Selon l’article 750 du Code Pénal, le meurtre irrationnel consiste à retirer la vie d’un individu volontairement aux moyens de procédés tout à fait ordinaires. Cependant, le procédé qui produit la mort doit être engendré ou mû par des voies irrationnelles. Ex : Une arme chargée qui tire d’elle-même quelques balles à la victime. On a même retenu le coup de foudre téléguidé qui élimine la victime, la foudre étant en effet mortelle.

D. Mode de preuve en fait de délits mystiques

Démontrer la véracité d’un délit irrationnel relève réellement de la gageure, d’autant plus que, comme vu plus haut, le lien de causalité reste assez délicat à établir. En règle générale, en matière de litiges mystiques à Fibreux, deux types de preuves semblent être communément admis : la preuve par commune renommée et la preuve dite « donnant-donnant ». Mais, vous le verrez, aucune d’elles ne reçoit l’unanimité.

1. La preuve par commune renommée

Lorsqu’un forfait irrationnel est accompli de manière répétitive dans un quartier déterminé, il est courant que les habitants dudit quartier accusent un individu réputé sorcier. La plupart des fois, si le fauteur de troubles occultes n’est pas expérimenté, c’est lui le réel coupable.
La chose se corse dès que le coup est fomenté par un calé en ce domaine.
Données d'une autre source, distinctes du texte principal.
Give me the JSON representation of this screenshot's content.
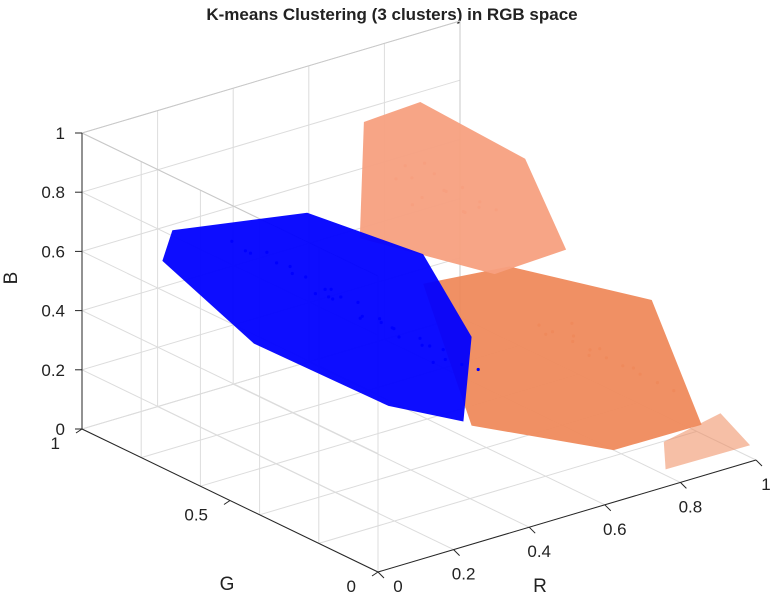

En effet, il est assez rare qu’un ésotériste de talent étale au grand jour ses tours magiques ou pose des actes qui pourraient éveiller quelque soupçon. Voilà pourquoi ce type de preuve occupe le bas de la hiérarchie au sein de la procédure pénale et au cours des procès dont connaissent les TLM.
La preuve par commune renommée, par ailleurs, vu sa faiblesse manifeste, est souvent complétée par celle par témoignage. Celle-ci, malheureusement, en fait de délits mystiques, ne s’avère pas non plus très solide. C’est que le Code Pénal fibreux n’interdit pas l’usage des pratiques occultes tant que ces dernières ne causent pas préjudice. Le témoin aura donc du mal à relier un rituel paranormal à une infraction irrationnelle, surtout si ladite infraction se consomme à distance. À moins que lors des incantations, le nom de la victime ait été cité au moins une fois.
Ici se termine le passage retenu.